If we can rely on anything in 2007, it is that the dismal state of political debate we now have in this country will continue. Philip Webster in The Times reports on the latest example of vacuous thinking:
The Government is to recruit 100 people to help miniters to shape policies on the public services for the next decade … The people, selected by market research organisations as a cross-section representative of the population, will be asked to put themselves in the shoes of the Government’s decision makers
The most terrible irony of this policy, is that it will propagate the problem it has clearly been devised to counter – that of a disconnection between ‘ordinary’ (whatever that means) voters, and the politicians who rule us. At its core, the idea assumes that politicians are not ordinary people, and necessarily so. This might be true on some levels, but if we have reached the stage where a politician is someone who, by definition, cannot know what ordinary people want, then I fear for our salvation.
True, there are policy-wonks and journalists, residents of the fabled ‘Westminster Village’, who have become MPs, but there are also plenty of politicians on the green benches who have also lived in what we might call ‘the real world’ (indeed, no MP would ever claim that this was not true of them).
Has the idea that our political representative should be somehow, well, representative of our views, gone out of fashion? I have always assumed that each MP had his or her ready-made focus group: We call them constituencies, and their members are a perfect representation of the public, a better barometer than anything emulated by market-research companies.
Picking a tiny group of people to advise ministers would seem to by-pass the in-built ‘sovereignty’ of the constituents. The views of the latter group are trumped by those of the former, and I forsee a situation where a stamp of approval from this advisory committee of ordinary people is taken as a sign of a successful policy… regardless of whether the policy has done any good in the real world. This would be typical. If public services are now orientated to the meeting of targets which signal success, rather than actually delivering successful services… it is somehow apt that this same, brain-dead principle is also applied to the act of governing itself.
How depressing. We elect politicians precisely so they can govern. We expect them to make decisions based on what they think our best interests are. In fact, making decisions is the only thing we ask them to do. Asking approval from a cabal of annointed wise men implies that those who currently hold ministerial posts lack the confidence to carry out this one task! If that is the case, the solution to the problem is to employ (i.e. elect) someone else who can do the job themselves, without outsourcing the task to an unelected panel.
Finally, the policy overlooks the crucial possibility that what is popular is not always what is right. Will a minister always take the advice of the panel? If so, then we have a serious democratic crisis on our hands. If not (and we already know they will not) then they are essentially just another group of unelected advisors. Why bother?

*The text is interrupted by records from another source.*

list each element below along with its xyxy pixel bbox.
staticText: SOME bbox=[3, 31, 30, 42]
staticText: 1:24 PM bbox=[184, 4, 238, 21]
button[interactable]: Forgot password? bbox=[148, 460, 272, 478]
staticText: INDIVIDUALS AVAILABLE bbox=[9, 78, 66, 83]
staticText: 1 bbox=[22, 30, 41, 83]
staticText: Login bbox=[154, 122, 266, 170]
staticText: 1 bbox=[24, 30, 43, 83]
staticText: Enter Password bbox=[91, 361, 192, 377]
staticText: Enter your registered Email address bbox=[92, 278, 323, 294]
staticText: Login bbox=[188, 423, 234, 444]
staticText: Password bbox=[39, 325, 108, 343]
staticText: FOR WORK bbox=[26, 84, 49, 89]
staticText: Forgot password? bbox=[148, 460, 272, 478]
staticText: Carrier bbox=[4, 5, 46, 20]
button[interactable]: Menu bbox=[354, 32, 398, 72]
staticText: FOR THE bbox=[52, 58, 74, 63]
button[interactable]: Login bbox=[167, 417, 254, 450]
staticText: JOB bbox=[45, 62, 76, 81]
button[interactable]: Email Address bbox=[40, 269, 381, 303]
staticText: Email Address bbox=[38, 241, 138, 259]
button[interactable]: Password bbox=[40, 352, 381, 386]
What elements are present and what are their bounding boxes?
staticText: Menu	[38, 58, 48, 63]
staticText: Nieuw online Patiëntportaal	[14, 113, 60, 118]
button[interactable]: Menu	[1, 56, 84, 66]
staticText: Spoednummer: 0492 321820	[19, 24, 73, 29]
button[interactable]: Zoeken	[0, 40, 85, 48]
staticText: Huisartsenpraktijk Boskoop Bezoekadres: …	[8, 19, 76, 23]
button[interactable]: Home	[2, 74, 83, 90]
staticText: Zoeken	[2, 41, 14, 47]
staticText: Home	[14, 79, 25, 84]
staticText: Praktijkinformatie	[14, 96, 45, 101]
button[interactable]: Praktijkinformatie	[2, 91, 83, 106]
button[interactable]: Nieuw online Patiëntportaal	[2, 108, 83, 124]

There is a horrible ‘meta’ level to this entire idea. It is as if someone in a focus group somewhere has suggested that “giving the public more of a say” would be a good idea, and this policy has been devised on that basis. It has not been created to actually influence policy, just to give the appearance that the government is in touch, and listening. If the government wishes to achieve this impression, it could do so much more effectively through parliament, its MPs and their constituents. As an added bonus, the general public may actually get to have more of a say in how their services are delivered. No extra layer is necessary.